Save for the last matter, it is, in our view, a sufficient answer to these matters to say that his Honour considered each of those matters and, in the exercise of his discretion, concluded that it was still appropriate for him to make the order in favour of the wife. Counsel for the husband's challenge in this regard was to issues of weight where no error of fact or law has been demonstrated in the trial Judge. We have already referred to the authorities relevant to such a challenge and it is sufficient for us to say that we are not persuaded that his Honour gave inappropriate weight to these matters or that his discretion miscarried. The last matter listed above, namely the ``utility'' of making the order, was predicated upon the argument by counsel for the husband that it was inevitable that the matrimonial home would have to be sold. It does not appear that this matter was argued before his Honour. In the circumstances, it may be inappropriate for us to consider this aspect further, but to the extent to which it has validly been raised it is sufficient for us to say that that conclusion by no means necessarily follows from the facts to which our attention was directed during the course of argument of this appeal.

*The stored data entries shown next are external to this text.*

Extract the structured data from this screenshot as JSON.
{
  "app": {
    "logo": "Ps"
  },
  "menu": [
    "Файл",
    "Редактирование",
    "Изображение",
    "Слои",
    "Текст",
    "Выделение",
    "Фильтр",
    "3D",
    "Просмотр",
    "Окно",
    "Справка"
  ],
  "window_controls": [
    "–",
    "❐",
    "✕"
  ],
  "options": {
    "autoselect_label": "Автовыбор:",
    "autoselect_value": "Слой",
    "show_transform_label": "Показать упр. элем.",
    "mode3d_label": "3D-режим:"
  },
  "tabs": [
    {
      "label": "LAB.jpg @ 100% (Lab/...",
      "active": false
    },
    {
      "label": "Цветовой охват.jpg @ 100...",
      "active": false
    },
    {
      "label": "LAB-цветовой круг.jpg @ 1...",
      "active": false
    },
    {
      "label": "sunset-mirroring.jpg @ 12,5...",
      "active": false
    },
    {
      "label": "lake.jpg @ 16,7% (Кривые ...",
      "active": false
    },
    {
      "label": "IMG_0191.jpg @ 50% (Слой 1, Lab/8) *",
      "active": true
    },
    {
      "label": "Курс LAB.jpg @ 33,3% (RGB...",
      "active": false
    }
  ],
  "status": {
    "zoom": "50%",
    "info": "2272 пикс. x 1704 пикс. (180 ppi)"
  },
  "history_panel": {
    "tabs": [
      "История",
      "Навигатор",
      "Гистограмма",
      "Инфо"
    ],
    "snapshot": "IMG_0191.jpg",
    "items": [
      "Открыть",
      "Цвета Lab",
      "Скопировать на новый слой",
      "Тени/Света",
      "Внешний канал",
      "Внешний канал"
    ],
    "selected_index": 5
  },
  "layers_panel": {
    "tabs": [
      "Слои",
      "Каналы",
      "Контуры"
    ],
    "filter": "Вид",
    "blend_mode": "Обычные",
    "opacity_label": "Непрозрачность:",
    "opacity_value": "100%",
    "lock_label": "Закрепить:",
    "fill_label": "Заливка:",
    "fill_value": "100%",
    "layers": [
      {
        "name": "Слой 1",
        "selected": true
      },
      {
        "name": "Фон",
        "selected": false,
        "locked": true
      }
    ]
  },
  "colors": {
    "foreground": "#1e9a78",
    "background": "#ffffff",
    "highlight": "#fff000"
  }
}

It was further argued for the appellant that the home had, over the period since separation, lost the characteristic of being the ``matrimonial home'' and consequently that sec. 114(1)(f) had no application. That may mean no more than that the order is justified under sec. 114(1)(e), but it is unnecessary for us to consider that aspect because this issue was not raised at the trial and, in any event, the evidence does not, in our view, justify that conclusion.
In our view the appeal should be dismissed. His Honour's order was a proper exercise of his discretion under sec. 114(1).
We were informed that on 25 February an order was made staying the order until the determination of this appeal. Consequently, the time fixed in the orders, namely 3 April 1986, has expired and the husband is still in occupation of the home. In those circumstances it was conceded that in the event that the appeal should be dismissed, the Court should allow the husband only a relatively short further time within which to vacate the home. We consider that it would be appropriate to make order no. I of the orders of 3 February 1986 operative from 30 July 1986. Accordingly, we would substitute that date for the date prescribed in order no. 2 of the orders of 3 February 1986.
At the conclusion of argument of this appeal the Court took argument as to costs of the appeal. Having regard to the respective financial circumstances of the parties and the circumstance that the husband has been unsuccessful in this appeal, we consider it appropriate that he should pay the respondent's costs of the appeal and we order accordingly.
The orders are as follows:
1. Paragraph 2 of the orders of the Court made on 3 February 1986 is varied by substituting 30 July 1986 for the date therein referred to.
2. Otherwise the appeal is dismissed.
3. The appellant pay the respondent's costs of this appeal to be agreed or as taxed by the registrar of the Family Court in Sydney.